With drugs for lethal injections in short supply, Virginia has found a new supplier: Texas. As the New York Times reports, Texas has provided Virginia with the pentobarbital it needs to carry out the scheduled execution of Alfredo Rolando Prieto on Thursday.
The disclosure, which surfaced in a court filing in an Oklahoma death penalty case, was confirmed Friday by the Texas Department of Criminal Justice. Virginia prison officials also confirmed the trade, saying they needed pentobarbital to replace a dose of another drug they intended to use, midazolam, that will soon expire.
A spokesman for Texas prisons, Jason Clark, said the three vials of pentobarbital given to Virginia had been legally purchased from a compounding pharmacy, which he declined to name.
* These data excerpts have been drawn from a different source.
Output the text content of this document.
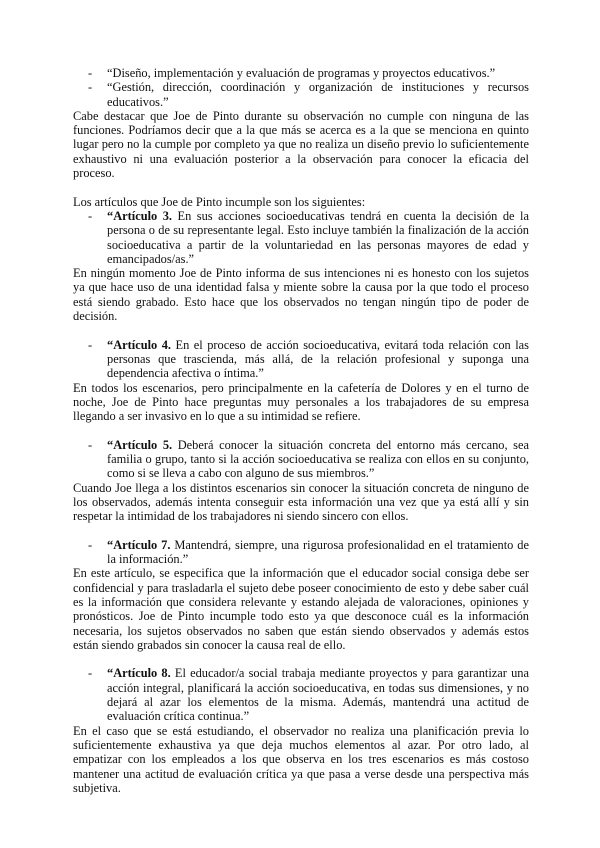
- “Diseño, implementación y evaluación de programas y proyectos educativos.”
- “Gestión, dirección, coordinación y organización de instituciones y recursos educativos.”

Cabe destacar que Joe de Pinto durante su observación no cumple con ninguna de las funciones. Podríamos decir que a la que más se acerca es a la que se menciona en quinto lugar pero no la cumple por completo ya que no realiza un diseño previo lo suficientemente exhaustivo ni una evaluación posterior a la observación para conocer la eficacia del proceso.

Los artículos que Joe de Pinto incumple son los siguientes:

- “Artículo 3. En sus acciones socioeducativas tendrá en cuenta la decisión de la persona o de su representante legal. Esto incluye también la finalización de la acción socioeducativa a partir de la voluntariedad en las personas mayores de edad y emancipados/as.”

En ningún momento Joe de Pinto informa de sus intenciones ni es honesto con los sujetos ya que hace uso de una identidad falsa y miente sobre la causa por la que todo el proceso está siendo grabado. Esto hace que los observados no tengan ningún tipo de poder de decisión.

- “Artículo 4. En el proceso de acción socioeducativa, evitará toda relación con las personas que trascienda, más allá, de la relación profesional y suponga una dependencia afectiva o íntima.”

En todos los escenarios, pero principalmente en la cafetería de Dolores y en el turno de noche, Joe de Pinto hace preguntas muy personales a los trabajadores de su empresa llegando a ser invasivo en lo que a su intimidad se refiere.

- “Artículo 5. Deberá conocer la situación concreta del entorno más cercano, sea familia o grupo, tanto si la acción socioeducativa se realiza con ellos en su conjunto, como si se lleva a cabo con alguno de sus miembros.”

Cuando Joe llega a los distintos escenarios sin conocer la situación concreta de ninguno de los observados, además intenta conseguir esta información una vez que ya está allí y sin respetar la intimidad de los trabajadores ni siendo sincero con ellos.

- “Artículo 7. Mantendrá, siempre, una rigurosa profesionalidad en el tratamiento de la información.”

En este artículo, se especifica que la información que el educador social consiga debe ser confidencial y para trasladarla el sujeto debe poseer conocimiento de esto y debe saber cuál es la información que considera relevante y estando alejada de valoraciones, opiniones y pronósticos. Joe de Pinto incumple todo esto ya que desconoce cuál es la información necesaria, los sujetos observados no saben que están siendo observados y además estos están siendo grabados sin conocer la causa real de ello.

- “Artículo 8. El educador/a social trabaja mediante proyectos y para garantizar una acción integral, planificará la acción socioeducativa, en todas sus dimensiones, y no dejará al azar los elementos de la misma. Además, mantendrá una actitud de evaluación crítica continua.”

En el caso que se está estudiando, el observador no realiza una planificación previa lo suficientemente exhaustiva ya que deja muchos elementos al azar. Por otro lado, al empatizar con los empleados a los que observa en los tres escenarios es más costoso mantener una actitud de evaluación crítica ya que pasa a verse desde una perspectiva más subjetiva.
Texas and Oklahoma are among a handful of states with laws — being challenged by death penalty opponents — that allow prison officials not to disclose where they get execution drugs.
Virginia prison officials gave Texas pentobarbital to use as a backup in 2013, and when Virginia asked for help this year, Mr. Clark said, “we reciprocated.” Continue reading…
Critics of the death penalty have raised concerns about the exchange of drugs. Robert Dunham, executive director of the Death Penalty Information Center, told the Times the exchange between states “puts a whole new spin on the efforts by state departments of corrections for secrecy in the execution process,”
The exchange came to light in court filings in the case of Richard Glossip, the condemned Oklahoma inmate, who won a reprieve earlier this month.